Berdasarkan dua kutipan di atas jelaslah bahwa wajibnya
seorang muslimah menutup seluruh badannya ketika bertemu lelaki ajnabi adalah pendapat
penulis matan Uqud al Lajjain sebagaimana dalam kutipan kedua, sekaligus
pendapat Syaikh Muhammad bin Umar al Jawi sebagaimana dalam kutipan pertama.
Bahkan di halaman 18 baris ke-9 dari bawah an
Nawawi al Jawi al Bantani mengklaim adanya ijma’ amali (kesepakatan secara
praktek nyata) bahwa muslimah itu bercadar ketika berada di luar rumah. Beliau
mengatakan,
إذ لم يزل الرجال على
ممر الزمان مكشوفي الوجوه والنساء يخرجن متنقبات
“Tidak henti-henti sepanjang zaman (umat Islam,
pent) bahwa laki-laki itu keluar rumah dalam keadaan tidak bercadar sedangkan kaum wanita itu bercadar jika mereka keluar dari rumah”.
Jadi umat Islam tidak pernah mengenal dan tidak
pernah tercatat dalam sejarah umat Islam sampai masa Syaikh Muhammad bin Umar
an Nawawi al Jawi al Bantani adanya seorang wanita muslimah yang bukan budak
keluar rumah dalam keadaan wajahnya terbuka.
Sungguh sangat aneh jika ada kaum nahdhiyyin yang lupa bahwa bercadar bagi wanita
adalah ajaran resmi nahdhiyyin sebagaimana
yang terdapat dalam kitab-kitab dasar yang diajarkan kepada santri pemula dan
orang-orang awam. Bahkan beranggapan bahwa cadar bagi muslimah hanya sekedar
budaya Arab Saudi dan tidak ada dalam ajaran Islam.
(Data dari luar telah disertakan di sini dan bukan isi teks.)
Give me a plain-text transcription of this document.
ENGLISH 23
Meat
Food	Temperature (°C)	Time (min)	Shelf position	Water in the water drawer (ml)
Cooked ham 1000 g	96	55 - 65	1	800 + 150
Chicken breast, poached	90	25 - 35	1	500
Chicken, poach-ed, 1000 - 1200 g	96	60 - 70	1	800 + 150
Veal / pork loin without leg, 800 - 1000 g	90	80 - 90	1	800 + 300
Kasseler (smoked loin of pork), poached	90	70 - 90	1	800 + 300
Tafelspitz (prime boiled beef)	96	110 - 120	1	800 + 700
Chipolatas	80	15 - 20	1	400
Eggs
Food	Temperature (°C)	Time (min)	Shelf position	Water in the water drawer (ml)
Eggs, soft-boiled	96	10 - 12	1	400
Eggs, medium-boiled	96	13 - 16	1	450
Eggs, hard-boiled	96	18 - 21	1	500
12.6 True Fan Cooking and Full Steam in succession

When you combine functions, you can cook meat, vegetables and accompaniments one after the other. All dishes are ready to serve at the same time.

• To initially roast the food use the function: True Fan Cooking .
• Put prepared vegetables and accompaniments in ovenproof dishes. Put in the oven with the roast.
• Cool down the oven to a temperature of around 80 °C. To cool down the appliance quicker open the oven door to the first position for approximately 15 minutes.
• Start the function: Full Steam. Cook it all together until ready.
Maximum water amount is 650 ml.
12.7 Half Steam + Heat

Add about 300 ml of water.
Memang benar, ilmu itu akan
terjaga jika di amalkan bukan hanya sekedar diteorikan.
Di antara kitab dasar untuk belajar fiqh Syafi’i
adalah Matan al
Taqrib atau Matan Abi Syuja’ karya Ahmad bin al
Husain yang terkenal dengan sebutan Abu Syuja’.
Syarh ringkas untuk matan Abi Syuja’ yang umum dipakai dan dipegang oleh para
ustadz atau kyai NU adalah buku yang berjudul Fath al Qorib al Mujib karya Syaikh
Muhammad bin Qasim al Ghazzi.
Ketika membahas syarat-syarat sah shalat dalam Fath al
Qorib al Mujib hal.13 disebutkan sebagai berikut:
(و)الثاني (ستر) لون (العورة) عند القدرة ولو كان الشخص خاليا أو في ظلمة
فإن عجز عن سترها صلى عاريا ولا يومئ بالركوع والسجود بل يتمهما ولا إعادة عليه.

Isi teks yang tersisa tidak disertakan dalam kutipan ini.